"Ces importations ont augmenté considérablement en 2023. Ces droits de douane prohibitifs les rendront non viables sur le plan commercial", les empêchant de "déstabiliser" le marché européen, a indiqué le commissaire européen chargé du Commerce Valdis Dombrovskis.
"Cela contribuera à mettre un terme à l'exportation vers l'UE de céréales ukrainiennes volées (...) et à assécher une source importante de revenus permettant (à Moscou) de financer sa guerre d'agression" contre l'Ukraine, a-t-il souligné.
Les produits agricoles du Bélarus, proche allié de Moscou, seront aussi visés.
Cette proposition "montre clairement que nous ne voulons pas de céréales russes ou de céréales bélarusses sur le marché de l'UE. Mais le transit reste possible", a déclaré la présidente de la Commission, Ursula von der Leyen, à l'issue d'un sommet des dirigeants européens à Bruxelles.
Ces mesures ne concerneront pas le transit via l'UE de céréales et autres produits agricoles à destination de pays tiers, en Afrique ou au Moyen-Orient, afin de "préserver la sécurité alimentaire mondiale".
Et les engrais ne sont pas ciblés.
La chancelier allemand Olaf Scholz a jugé "normal d'envisager des droits de douane sur les céréales de Russie". "Les consommateurs européens souffriront" si la proposition s'applique, a mis en garde le Kremlin.
La Russie a exporté 4,2 millions de tonnes de céréales, oléagineux et produits dérivés vers l'UE en 2023, pour une valeur d'1,3 milliard d'euros. Concernant les seules céréales, l'UE a importé 1,5 million de tonnes l'an dernier, contre 960.000 en 2022, sur fond d'envolée de la production russe la saison dernière.
Les importations de céréales russes, très inférieures aux volumes venant d'Ukraine, constituent une infime partie (environ 1%) du marché européen.
- "Décourager les importations" -
En vertu des règles de l'Organisation mondiale du commerce (OMC), la plupart des produits agricoles russes, notamment les céréales (maïs, tournesol, blé de qualité...), sont jusqu'à présent exemptés de droits de douane dans l'UE.

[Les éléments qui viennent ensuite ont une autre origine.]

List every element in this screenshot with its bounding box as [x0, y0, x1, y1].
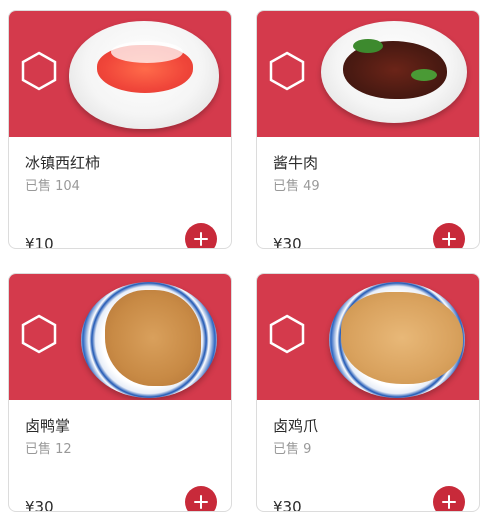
product-price: ¥30 — [25, 498, 54, 512]
cilantro-garnish — [411, 69, 437, 81]
product-grid: 冰镇西红柿 已售 104 ¥10 酱牛肉 已售 49 ¥30 卤鸭掌 已售 12… — [0, 0, 493, 525]
brand-logo — [21, 51, 57, 91]
add-to-cart-button[interactable] — [185, 223, 217, 248]
duck-feet — [105, 290, 201, 386]
product-name: 冰镇西红柿 — [25, 154, 101, 172]
plus-icon — [194, 232, 208, 246]
cilantro-garnish — [353, 39, 383, 53]
product-price: ¥30 — [273, 235, 302, 249]
sugar-topping — [111, 41, 183, 63]
product-card[interactable]: 卤鸭掌 已售 12 ¥30 — [8, 273, 232, 512]
plus-icon — [194, 495, 208, 509]
plus-icon — [442, 232, 456, 246]
brand-logo — [269, 51, 305, 91]
chicken-feet — [341, 292, 463, 384]
product-card[interactable]: 卤鸡爪 已售 9 ¥30 — [256, 273, 480, 512]
product-price: ¥10 — [25, 235, 54, 249]
add-to-cart-button[interactable] — [433, 486, 465, 511]
product-image — [257, 274, 479, 400]
product-name: 卤鸭掌 — [25, 417, 71, 435]
product-card[interactable]: 冰镇西红柿 已售 104 ¥10 — [8, 10, 232, 249]
sold-count: 已售 12 — [25, 442, 72, 457]
plus-icon — [442, 495, 456, 509]
add-to-cart-button[interactable] — [433, 223, 465, 248]
product-image — [257, 11, 479, 137]
add-to-cart-button[interactable] — [185, 486, 217, 511]
product-card[interactable]: 酱牛肉 已售 49 ¥30 — [256, 10, 480, 249]
brand-logo — [21, 314, 57, 354]
product-price: ¥30 — [273, 498, 302, 512]
product-image — [9, 11, 231, 137]
brand-logo — [269, 314, 305, 354]
sold-count: 已售 9 — [273, 442, 312, 457]
sold-count: 已售 104 — [25, 179, 80, 194]
product-name: 卤鸡爪 — [273, 417, 319, 435]
sold-count: 已售 49 — [273, 179, 320, 194]
product-name: 酱牛肉 — [273, 154, 319, 172]
product-image — [9, 274, 231, 400]
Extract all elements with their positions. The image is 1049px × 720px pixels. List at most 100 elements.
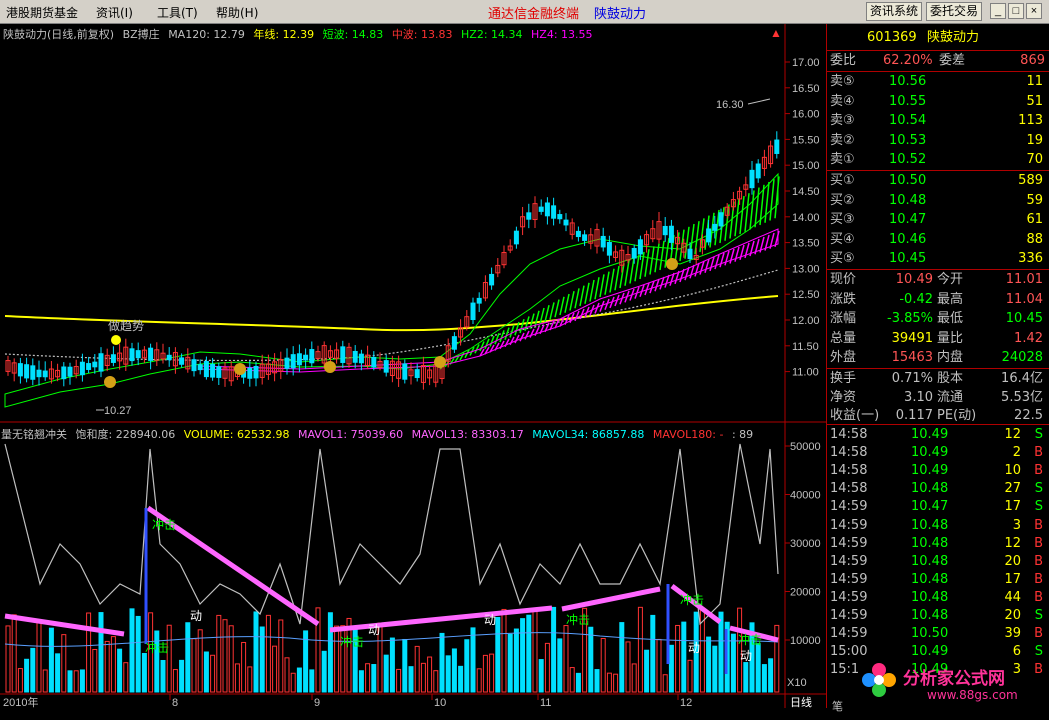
tick-row: 14:58 10.49 10 B [827,462,1049,480]
kline-chart-area[interactable]: 陕鼓动力(日线,前复权) BZ搏庄 MA120: 12.79 年线: 12.39… [0,24,826,708]
candle-body [718,212,724,227]
volume-bar [104,640,110,693]
volume-bar [501,608,507,693]
weibi-value: 62.20% [883,53,933,68]
volume-bar [761,664,767,693]
watermark-text: 分析家公式网 [903,669,1005,689]
volume-bar [86,612,92,693]
tick-side: B [1034,571,1043,587]
menu-item-info[interactable]: 资讯(I) [96,4,133,21]
sub-legend-volume: VOLUME: 62532.98 [183,428,290,441]
candle-body [42,370,48,378]
status-right-label: 笔 [832,701,843,713]
volume-bars [5,606,780,693]
stat-row: 涨幅 -3.85% 最低 10.45 [827,310,1049,328]
minimize-icon[interactable]: _ [990,3,1006,19]
volume-bar [755,643,761,693]
high-price-label: 16.30 [716,99,744,111]
bid-price: 10.46 [889,231,927,247]
candle-body [166,354,172,361]
tick-volume: 44 [1004,589,1021,605]
price-tick-label: 16.00 [792,109,820,121]
ask-price: 10.55 [889,93,927,109]
menu-item-hk-futures[interactable]: 港股期货基金 [6,4,78,21]
menu-item-help[interactable]: 帮助(H) [216,4,258,21]
trade-button[interactable]: 委托交易 [926,2,982,21]
volume-bar [712,645,718,693]
candle-body [203,361,209,378]
volume-bar [327,612,333,693]
baohedu-line [4,443,779,626]
stat-value: 11.04 [1005,291,1043,307]
volume-bar [526,614,532,693]
candle-body [358,353,364,364]
stat-value: 11.01 [1005,272,1043,287]
stock-code: 601369 [867,30,917,45]
stock-name: 陕鼓动力 [927,30,980,45]
info-system-button[interactable]: 资讯系统 [866,2,922,21]
candle-body [92,361,98,368]
sub-legend-mavol13: MAVOL13: 83303.17 [411,428,524,441]
volume-bar [768,658,774,693]
volume-bar [30,647,36,693]
maximize-icon[interactable]: □ [1008,3,1024,19]
tick-time: 14:59 [830,589,868,605]
volume-bar [687,659,693,693]
volume-bar [445,655,451,693]
menu-item-tools[interactable]: 工具(T) [157,4,198,21]
volume-bar [272,645,278,693]
vol-axis-unit: X10 [787,677,807,689]
tick-time: 14:59 [830,553,868,569]
stat-value: 1.42 [1014,330,1043,346]
weibi-label: 委比 [830,53,857,68]
volume-bar [476,668,482,693]
candle-body [197,364,203,371]
dong-label: 动 [688,641,700,655]
candle-body [179,357,185,365]
tick-side: B [1034,553,1043,569]
price-tick-label: 14.00 [792,212,820,224]
candle-body [303,354,309,361]
volume-bar [284,657,290,693]
stock-title: 陕鼓动力 [594,7,647,22]
volume-bar [166,624,172,693]
bid-volume: 59 [1026,192,1043,208]
volume-bar [55,653,61,693]
price-tick-label: 15.50 [792,134,820,146]
candle-body [148,347,154,361]
bid-price: 10.48 [889,192,927,208]
volume-bar [675,624,681,693]
close-icon[interactable]: × [1026,3,1042,19]
candle-body [513,230,519,245]
candle-body [371,356,377,368]
watermark-logo-icon [862,663,896,697]
candle-body [296,353,302,366]
tick-side: S [1034,427,1043,442]
candle-body [61,366,67,380]
tick-volume: 12 [1004,535,1021,551]
candle-body [451,336,457,350]
fundamental-row: 收益(一) 0.117 PE(动) 22.5 [827,407,1049,425]
stat-row: 总量 39491 量比 1.42 [827,330,1049,348]
stat-value: 15463 [891,350,933,365]
ask-label: 卖③ [830,113,855,128]
volume-bar [718,611,724,693]
tick-time: 14:59 [830,626,868,642]
stat-label: 今开 [937,272,964,287]
candle-body [36,369,42,378]
dong-label: 动 [368,623,380,637]
stat-value: -0.42 [899,291,933,307]
ask-label: 卖⑤ [830,74,855,89]
tick-volume: 17 [1004,571,1021,587]
volume-bar [396,668,402,693]
tick-time: 14:58 [830,481,868,497]
volume-bar [172,669,178,693]
candle-body [17,363,23,377]
fund-value: 16.4亿 [1001,371,1043,386]
candle-body [668,225,674,243]
tick-volume: 39 [1004,626,1021,642]
volume-bar [160,659,166,693]
stat-label: 最低 [937,311,964,326]
sub-legend-tail: : 89 [731,428,754,441]
candle-body [402,363,408,380]
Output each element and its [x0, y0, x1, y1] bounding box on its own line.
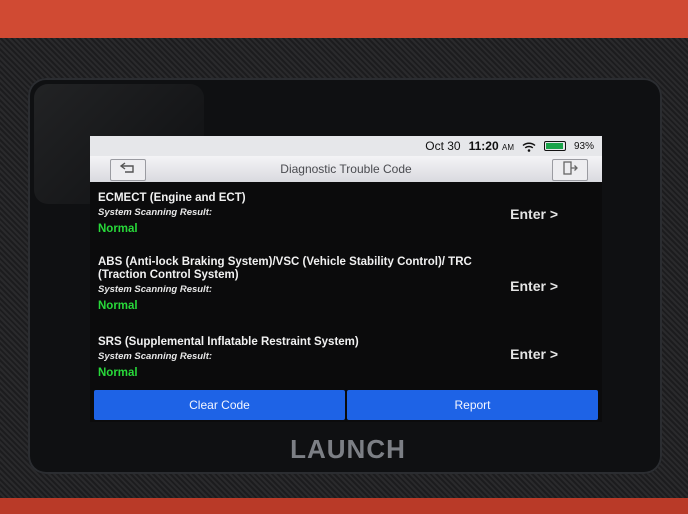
title-bar: Diagnostic Trouble Code — [90, 156, 602, 182]
status-time: 11:20 AM — [469, 139, 514, 153]
clear-code-button[interactable]: Clear Code — [94, 390, 345, 420]
system-list: ECMECT (Engine and ECT) System Scanning … — [90, 182, 602, 388]
action-bar: Clear Code Report — [94, 390, 598, 420]
battery-percent: 93% — [573, 140, 594, 152]
enter-button[interactable]: Enter > — [510, 346, 558, 362]
device-housing-bottom — [0, 498, 688, 514]
back-arrow-icon — [119, 161, 137, 179]
system-name: ABS (Anti-lock Braking System)/VSC (Vehi… — [98, 256, 472, 281]
back-button[interactable] — [110, 159, 146, 181]
page-title: Diagnostic Trouble Code — [280, 162, 412, 176]
system-item-srs[interactable]: SRS (Supplemental Inflatable Restraint S… — [98, 336, 594, 379]
system-item-ecmect[interactable]: ECMECT (Engine and ECT) System Scanning … — [98, 192, 594, 235]
status-ampm: AM — [501, 143, 514, 152]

Dans les différents trains de sanctions adoptées contre Moscou depuis 2022, les Européens avaient pris soin de ne cibler ni le secteur agricole, ni les engrais. Ils redoutaient de déstabiliser les échanges et de fragiliser la sécurité alimentaire de pays d'Asie et d'Afrique dépendant de l'agriculture russe.
"Les nouveaux tarifs sont conçus pour être suffisamment élevés pour décourager les importations. Ils passeront soit à 95 euros par tonne", notamment pour les céréales, "soit à un droit de 50%" pour d'autres produits (huiles, légumes...), selon un responsable européen.
En outre, Bruxelles compte activer une clause d'exception pour faire en sorte que Russie et Bélarus n'aient "plus accès aux quotas céréaliers de l'OMC accordés par l'UE, qui offrent un meilleur traitement tarifaire", ajoute-t-il.
Cette proposition, qui intervient sur fond de colère des agriculteurs en Europe, devra être entérinée par une majorité qualifiée d'Etats membres (15 pays représentant 65% de la population de l'UE), sans requérir l'aval des eurodéputés.
Ce processus est plus aisé et rapide que l'adoption d'un embargo total, qui nécessiterait l'unanimité des Vingt-Sept.
- "Obligation morale" -
La situation actuelle indignait Kiev. "Nous constatons que, malheureusement, l'accès de la Russie au marché agricole européen reste illimité", avait déploré jeudi le président ukrainien Volodymyr Zelensky, qui s'adressait par visioconférence aux Vingt-Sept.
A l'heure où des agriculteurs polonais mécontents bloquent la frontière avec l'Ukraine, "c'est injuste", avait-il dénoncé.
L'UE se prépare par ailleurs à plafonner les importations de volailles, œufs, sucre, maïs et avoine ukrainiens, exemptées de droits de douane depuis 2022.
De leur côté, la République tchèque, la Pologne et les trois Etats baltes réclament une interdiction complète des importations de céréales de Russie et du Bélarus. Une "obligation morale", jugent-ils.
Le mois dernier, la Lettonie a déjà interdit l'importation de produits alimentaires de Russie et du Bélarus.
De leur côté, les céréaliers européens, notamment en France, s'inquiètent de voir la Russie tirer vers le bas les prix mondiaux et bousculer les équilibres des échanges, d'autant que la production agricole russe a fortement bondi l'an dernier.
Encouragé par les difficultés de Kiev à livrer ses céréales et oléagineux à ses marchés traditionnels, Moscou a lancé depuis deux ans une vaste offensive commerciale en Afrique et au Moyen-Orient, notamment via des dons ou livraisons subventionnées très médiatisées.